General Churchill, as soon as his command arrived at
Arkansas Post, completed and strengthened the
fortification of earthwork and logs which he found
in process of construction, and to which was given
the name of “Fort Hindman.” In the morning of
January 8, General Churchill’s pickets reported a
fleet of gunboats and transports coming up the
Arkansas river. The next 20,000 Union troops,
commanded by General McClernand, were taken off the
fleet of boats near the Post, which they soon
surrounded and made ready to attack. Churchill
placed the earthworks of the fort in condition to
repel an assault, which came in the afternoon of
January 9. This attack was repulsed. Later in the
afternoon of that same day, the union gunboats,
commanded by David D. Porter, opened fire and
succeeded in inflicting some damage on the
defenses. At noon on January 10, the Union troops
made a general assault on the fort. Again the
attack was repulsed, and with heavy losses to the
Union side. The next day, January 11, because he
was outnumbered more than five to one, Churchill
surrendered the fort. He and his command of about
5,000 effective men were taken prisoners. Churchill
was taken to Camp Chase, Ohio, where he was held as
a prisoner of war until he was exchanged, about
three months later. The rest of the Confederates,
in time, were exchanged also, and many of the
re-entered the Confederate army. General Churchill,
after his exchange, returned to Arkansas and was
afterwards made a major-general in the
Trans-Mississippi Department.
January 18, 1863
The main body of
General Hindman’s army went into camp at Little
Rock. General Holmes, after ordering General
Churchill to the defense of Arkansas Post,
discovered that the attack at that point was to be
made with a much larger Union force than he had at
first suspected. Accordingly Hindman was then
ordered to hasten with the rest of the army to the
assistance of Churchill at Arkansas Post.
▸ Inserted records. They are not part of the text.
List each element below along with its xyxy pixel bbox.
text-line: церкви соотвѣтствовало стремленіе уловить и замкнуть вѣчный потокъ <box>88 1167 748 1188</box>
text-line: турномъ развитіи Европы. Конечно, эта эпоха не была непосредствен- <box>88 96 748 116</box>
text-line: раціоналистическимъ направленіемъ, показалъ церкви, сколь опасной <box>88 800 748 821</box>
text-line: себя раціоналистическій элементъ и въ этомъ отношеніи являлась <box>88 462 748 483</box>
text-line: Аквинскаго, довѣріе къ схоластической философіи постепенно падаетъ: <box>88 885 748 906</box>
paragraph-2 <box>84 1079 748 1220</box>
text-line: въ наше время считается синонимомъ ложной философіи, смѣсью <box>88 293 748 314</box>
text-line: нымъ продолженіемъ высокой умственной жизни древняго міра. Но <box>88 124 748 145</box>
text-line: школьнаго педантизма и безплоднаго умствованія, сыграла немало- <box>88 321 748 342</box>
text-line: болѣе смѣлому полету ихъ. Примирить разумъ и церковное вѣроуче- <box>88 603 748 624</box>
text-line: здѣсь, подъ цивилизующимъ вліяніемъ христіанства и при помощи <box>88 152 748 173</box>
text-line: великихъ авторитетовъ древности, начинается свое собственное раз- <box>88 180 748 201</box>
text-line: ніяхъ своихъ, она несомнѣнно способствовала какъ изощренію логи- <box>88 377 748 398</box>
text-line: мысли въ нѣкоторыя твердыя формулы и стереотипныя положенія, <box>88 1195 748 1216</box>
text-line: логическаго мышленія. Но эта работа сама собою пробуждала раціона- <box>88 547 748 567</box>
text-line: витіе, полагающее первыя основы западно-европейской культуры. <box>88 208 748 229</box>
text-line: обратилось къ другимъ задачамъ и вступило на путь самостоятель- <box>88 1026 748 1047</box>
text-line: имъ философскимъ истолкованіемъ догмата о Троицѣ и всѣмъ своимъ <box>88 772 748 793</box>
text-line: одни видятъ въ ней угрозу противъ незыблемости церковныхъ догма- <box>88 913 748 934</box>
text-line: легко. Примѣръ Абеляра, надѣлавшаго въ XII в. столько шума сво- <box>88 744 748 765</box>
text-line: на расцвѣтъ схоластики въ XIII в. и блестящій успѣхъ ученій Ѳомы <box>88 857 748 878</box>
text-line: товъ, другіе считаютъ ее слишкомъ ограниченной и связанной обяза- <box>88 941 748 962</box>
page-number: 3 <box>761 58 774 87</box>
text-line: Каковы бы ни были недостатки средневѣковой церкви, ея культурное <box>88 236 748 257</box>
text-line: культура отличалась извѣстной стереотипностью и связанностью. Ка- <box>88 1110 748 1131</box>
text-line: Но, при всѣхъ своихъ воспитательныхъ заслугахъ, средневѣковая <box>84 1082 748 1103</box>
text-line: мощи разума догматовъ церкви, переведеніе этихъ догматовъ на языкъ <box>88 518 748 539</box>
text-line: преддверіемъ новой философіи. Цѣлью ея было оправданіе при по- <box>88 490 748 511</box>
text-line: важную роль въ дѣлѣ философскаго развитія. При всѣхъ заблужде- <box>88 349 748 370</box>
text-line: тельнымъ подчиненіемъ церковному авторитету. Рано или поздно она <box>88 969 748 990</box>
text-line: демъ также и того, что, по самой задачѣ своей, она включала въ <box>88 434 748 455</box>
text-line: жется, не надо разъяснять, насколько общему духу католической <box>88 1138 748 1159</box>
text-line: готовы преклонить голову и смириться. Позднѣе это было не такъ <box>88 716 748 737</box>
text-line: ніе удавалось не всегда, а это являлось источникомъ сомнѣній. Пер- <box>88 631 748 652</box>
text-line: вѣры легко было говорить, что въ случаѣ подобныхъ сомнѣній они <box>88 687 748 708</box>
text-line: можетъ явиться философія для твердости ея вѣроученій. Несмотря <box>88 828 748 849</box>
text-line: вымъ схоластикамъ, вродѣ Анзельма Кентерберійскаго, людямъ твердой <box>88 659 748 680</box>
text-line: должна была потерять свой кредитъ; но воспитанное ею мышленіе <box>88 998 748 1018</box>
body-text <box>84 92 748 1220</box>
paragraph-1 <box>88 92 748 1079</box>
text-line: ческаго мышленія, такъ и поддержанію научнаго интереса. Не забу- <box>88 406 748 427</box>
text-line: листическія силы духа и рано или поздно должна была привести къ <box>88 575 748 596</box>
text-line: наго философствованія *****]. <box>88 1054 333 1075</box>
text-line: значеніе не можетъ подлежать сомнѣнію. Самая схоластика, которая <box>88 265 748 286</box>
Hindman
moved as promptly and rapidly as conditions
permitted; but, in spite of all his efforts, he had
started on the march across the state too late to
arrive in time to save Churchill’s command from
defeat and surrender. When news reached Holmes of
the surrender of Arkansas Post, and of the return of
the Union fleet to the Mississippi river, Hindman
was ordered into camp at Little Rock. When General
Hindman started on the march from Van Buren late in
December, snow, sleet and rain made the roads all
but impassable. The creeks and low places were all
overflowed. The army waded through mud and water
most of the way from Van Buren to Little Rock,
without tents, without ambulances, littering the
route with mules, which were used to draw the scanty
subsistence and ordnance. At Little Rock, the
drenched soldiers, arriving in a heavy snow storm,
were housed partly in the workshops of the Arsenal,
while they were being loaded on transports to
proceed down the Arkansas river. They got only as
far as Pine Bluff. There they learned what had
happened at Arkansas Post and were returned to
Little Rock, where they were put into camp south of
the city for the winter.
January 21, 1863
General John S.
Marmaduke, with Shelby’s brigade of Missouri cavalry
and some other smaller units of Arkansas and Texas
cavalry, returned from a Confederate raid of two or
three weeks into Missouri, occupied Batesville and
reported to General Holmes that there were no
impending threat of invasion by the enemy in force
from that quarter. Marmaduke had started on his
raid in Missouri from Lewisburg, being detached
there from Hindman’s army as it hurried forward from
Van Buren to the support of Churchill at Arkansas
Post.
January 28, 1863
The first shock of
alarm and apprehension, which spread over Arkansas
with the fall of Arkansas Post, was somewhat
relieved by the reassurances of General Holmes. By
this time General L.P. Walker’s command was know to
be holding the defenses on the Arkansas river below
Pine Bluff; Hindman was back at Little Rock with the
main body of his army; Marmaduke had taken his
position at Batesville; the Union fleet was supposed
to have returned to the Mississippi river, and for
the moment at all events, there seemed to be no
occasion for fear of an immediate attempt on the
part of the Union army at Helena to stir out of its
present positions in eastern Arkansas.